Introduction:

Standing waves are formed when a wave reflects back and forth between two points with a fixed boundary condition. In the context of electrical engineering, standing waves occur when an incident wave encounters an impedance mismatch, resulting in partial reflection and transmission. Standing wave analysis is a commonly used technique to characterize transmission lines and waveguides.

Parameter Calculation:

Several parameters can be calculated from the standing waves, but in this question, we need to identify the parameter that cannot be calculated. Let's analyze each option:

a) Peak voltage and peak current:

Peak voltage and peak current can be easily calculated from the standing wave patterns. By measuring the maximum and minimum values of voltage and current at any point in the standing wave pattern, we can determine their peak values.

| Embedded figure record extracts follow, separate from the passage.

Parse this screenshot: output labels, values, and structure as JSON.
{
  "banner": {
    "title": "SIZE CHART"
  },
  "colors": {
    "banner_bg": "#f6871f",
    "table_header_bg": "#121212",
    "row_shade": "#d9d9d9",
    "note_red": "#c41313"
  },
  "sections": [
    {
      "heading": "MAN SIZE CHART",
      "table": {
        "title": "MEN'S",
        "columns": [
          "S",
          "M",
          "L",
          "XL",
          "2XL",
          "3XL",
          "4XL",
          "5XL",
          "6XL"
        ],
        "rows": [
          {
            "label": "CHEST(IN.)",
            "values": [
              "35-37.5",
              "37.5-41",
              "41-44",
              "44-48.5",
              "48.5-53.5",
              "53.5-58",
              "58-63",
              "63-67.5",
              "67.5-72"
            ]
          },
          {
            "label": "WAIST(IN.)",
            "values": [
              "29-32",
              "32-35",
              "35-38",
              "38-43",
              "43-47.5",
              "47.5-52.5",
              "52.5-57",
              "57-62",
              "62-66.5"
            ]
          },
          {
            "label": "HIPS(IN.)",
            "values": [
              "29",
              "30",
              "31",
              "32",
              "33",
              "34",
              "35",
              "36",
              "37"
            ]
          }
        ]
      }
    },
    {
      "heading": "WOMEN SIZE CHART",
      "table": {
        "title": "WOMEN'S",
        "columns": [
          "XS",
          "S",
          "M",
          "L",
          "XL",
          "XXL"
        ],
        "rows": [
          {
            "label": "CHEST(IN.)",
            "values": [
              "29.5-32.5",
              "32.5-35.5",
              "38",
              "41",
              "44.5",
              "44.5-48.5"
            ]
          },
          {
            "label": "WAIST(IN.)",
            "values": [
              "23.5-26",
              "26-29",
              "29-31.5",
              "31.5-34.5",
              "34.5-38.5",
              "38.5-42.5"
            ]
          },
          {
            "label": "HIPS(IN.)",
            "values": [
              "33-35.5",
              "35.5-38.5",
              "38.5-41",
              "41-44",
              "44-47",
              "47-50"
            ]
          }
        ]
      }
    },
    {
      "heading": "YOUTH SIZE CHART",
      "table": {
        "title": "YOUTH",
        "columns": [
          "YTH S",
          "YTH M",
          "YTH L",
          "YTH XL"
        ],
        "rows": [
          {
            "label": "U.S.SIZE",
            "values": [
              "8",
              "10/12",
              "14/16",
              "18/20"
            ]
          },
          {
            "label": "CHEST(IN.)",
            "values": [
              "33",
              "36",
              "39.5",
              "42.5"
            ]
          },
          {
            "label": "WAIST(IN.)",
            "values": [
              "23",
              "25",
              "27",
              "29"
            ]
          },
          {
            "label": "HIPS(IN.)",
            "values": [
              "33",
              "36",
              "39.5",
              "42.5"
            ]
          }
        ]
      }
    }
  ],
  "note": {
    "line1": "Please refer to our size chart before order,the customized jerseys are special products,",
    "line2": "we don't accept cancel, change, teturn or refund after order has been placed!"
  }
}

b) SWR (Standing Wave Ratio):

SWR is a measure of the mismatch between the characteristic impedance of a transmission line and the load impedance. It is calculated by dividing the maximum amplitude of the standing wave by the minimum amplitude. SWR can be determined by measuring the voltage or current at multiple points along the transmission line.

c) Reflection and transmission coefficients:

Reflection coefficient (Γ) and transmission coefficient (T) are important parameters that characterize the behavior of standing waves. Reflection coefficient represents the ratio of the amplitude of the reflected wave to the incident wave, while transmission coefficient represents the ratio of the amplitude of the transmitted wave to the incident wave. Both coefficients can be calculated from the standing wave pattern by measuring the voltage or current at different points.

d) Attenuation constant:

Attenuation constant (α) is a parameter that quantifies the rate at which the power of a wave decreases as it propagates through a medium. It is typically measured in decibels per unit length. However, the attenuation constant cannot be directly calculated from the standing wave patterns. It requires additional information about the medium and its properties, such as the material's conductivity and dielectric constant.

Conclusion:

Based on the analysis above, the correct answer is option 'D' - Attenuation constant. While peak voltage, peak current, SWR, and reflection/transmission coefficients can be determined from the standing wave patterns, the attenuation constant requires additional information about the medium and its properties.